Pour la Comédie-Française, l’auteur, metteur en scène et musicien David Lescot a créé au Vieux-Colombier Les Ondes magnétiques, un spectacle qui scanne en accéléré les années 1981-83 à travers le prisme de deux « radios libres », manière de revenir sur le virage brutal de la rigueur mais aussi de se remémorer les spectaculaires avancées politiques réalisées en quelques mois – et, du même coup, par contraste, de faire résonner des débats très contemporains.

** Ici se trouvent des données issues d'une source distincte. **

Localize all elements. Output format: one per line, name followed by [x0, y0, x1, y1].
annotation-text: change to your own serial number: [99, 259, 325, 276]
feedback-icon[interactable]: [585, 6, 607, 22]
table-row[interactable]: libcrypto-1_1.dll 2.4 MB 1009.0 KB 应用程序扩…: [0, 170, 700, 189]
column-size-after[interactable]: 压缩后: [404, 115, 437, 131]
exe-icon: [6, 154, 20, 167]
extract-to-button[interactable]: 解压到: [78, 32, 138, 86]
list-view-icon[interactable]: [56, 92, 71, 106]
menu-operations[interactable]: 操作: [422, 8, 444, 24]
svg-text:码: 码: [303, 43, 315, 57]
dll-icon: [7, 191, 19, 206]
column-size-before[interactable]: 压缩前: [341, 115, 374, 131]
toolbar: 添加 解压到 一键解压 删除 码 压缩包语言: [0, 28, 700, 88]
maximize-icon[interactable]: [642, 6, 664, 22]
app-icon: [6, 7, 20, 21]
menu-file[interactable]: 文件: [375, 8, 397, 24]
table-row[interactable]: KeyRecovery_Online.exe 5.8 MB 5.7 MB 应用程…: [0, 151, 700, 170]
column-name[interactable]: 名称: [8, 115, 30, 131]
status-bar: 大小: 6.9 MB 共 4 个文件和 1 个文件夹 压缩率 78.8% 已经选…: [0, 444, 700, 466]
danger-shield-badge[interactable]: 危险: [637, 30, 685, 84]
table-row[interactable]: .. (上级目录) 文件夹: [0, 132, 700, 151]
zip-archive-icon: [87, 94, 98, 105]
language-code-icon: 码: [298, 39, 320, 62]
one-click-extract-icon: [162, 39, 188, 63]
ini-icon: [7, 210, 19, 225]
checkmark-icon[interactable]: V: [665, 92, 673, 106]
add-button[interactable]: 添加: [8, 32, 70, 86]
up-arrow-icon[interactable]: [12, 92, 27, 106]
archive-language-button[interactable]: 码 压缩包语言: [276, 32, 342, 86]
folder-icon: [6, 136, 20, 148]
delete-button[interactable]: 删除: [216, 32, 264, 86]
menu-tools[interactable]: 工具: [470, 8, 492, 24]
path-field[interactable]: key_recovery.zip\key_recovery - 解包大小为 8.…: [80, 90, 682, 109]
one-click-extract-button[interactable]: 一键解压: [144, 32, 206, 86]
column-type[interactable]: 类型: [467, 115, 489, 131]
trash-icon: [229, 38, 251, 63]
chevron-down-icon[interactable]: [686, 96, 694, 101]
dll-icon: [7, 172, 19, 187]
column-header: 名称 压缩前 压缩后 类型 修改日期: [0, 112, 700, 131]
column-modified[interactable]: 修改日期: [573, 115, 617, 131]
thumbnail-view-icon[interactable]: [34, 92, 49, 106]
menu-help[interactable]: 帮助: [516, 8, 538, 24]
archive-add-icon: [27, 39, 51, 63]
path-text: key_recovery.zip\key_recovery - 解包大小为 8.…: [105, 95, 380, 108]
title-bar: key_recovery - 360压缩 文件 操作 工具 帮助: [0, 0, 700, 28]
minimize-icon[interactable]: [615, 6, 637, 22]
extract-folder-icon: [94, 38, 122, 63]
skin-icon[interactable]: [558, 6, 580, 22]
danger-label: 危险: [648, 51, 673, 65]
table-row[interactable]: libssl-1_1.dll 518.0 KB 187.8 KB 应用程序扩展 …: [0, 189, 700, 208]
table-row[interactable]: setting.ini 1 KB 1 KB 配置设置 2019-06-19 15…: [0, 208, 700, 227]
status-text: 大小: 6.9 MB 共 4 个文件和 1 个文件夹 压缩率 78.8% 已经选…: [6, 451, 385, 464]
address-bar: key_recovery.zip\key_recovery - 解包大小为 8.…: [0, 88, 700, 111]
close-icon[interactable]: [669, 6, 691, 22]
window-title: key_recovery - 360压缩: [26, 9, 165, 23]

David Lescot a particulièrement bien choisi son prisme : pour évoquer, dans un spectacle conçu pour la Comédie-Française, les premières années de la gauche au pouvoir, avant le virage de 1983, il a eu la bonne idée de mettre en scène deux radios libres, et tous les personnages qui y déambulent, charriant avec eux, pour certains, ces années 70 qui n’en finissaient pas, esquissant, pour d’autres, la modernité affûtée des jeunes gens modernes bientôt convertis au néo-libéralisme naissant. Au Vieux Colombier, Les Ondes magnétiques se donne à voir, et entendre, comme un spectacle immersif, fait d’une langue datée et de sons vintage mais pas trop, traversé de débats plus pertinents encore aujourd’hui qu’alors.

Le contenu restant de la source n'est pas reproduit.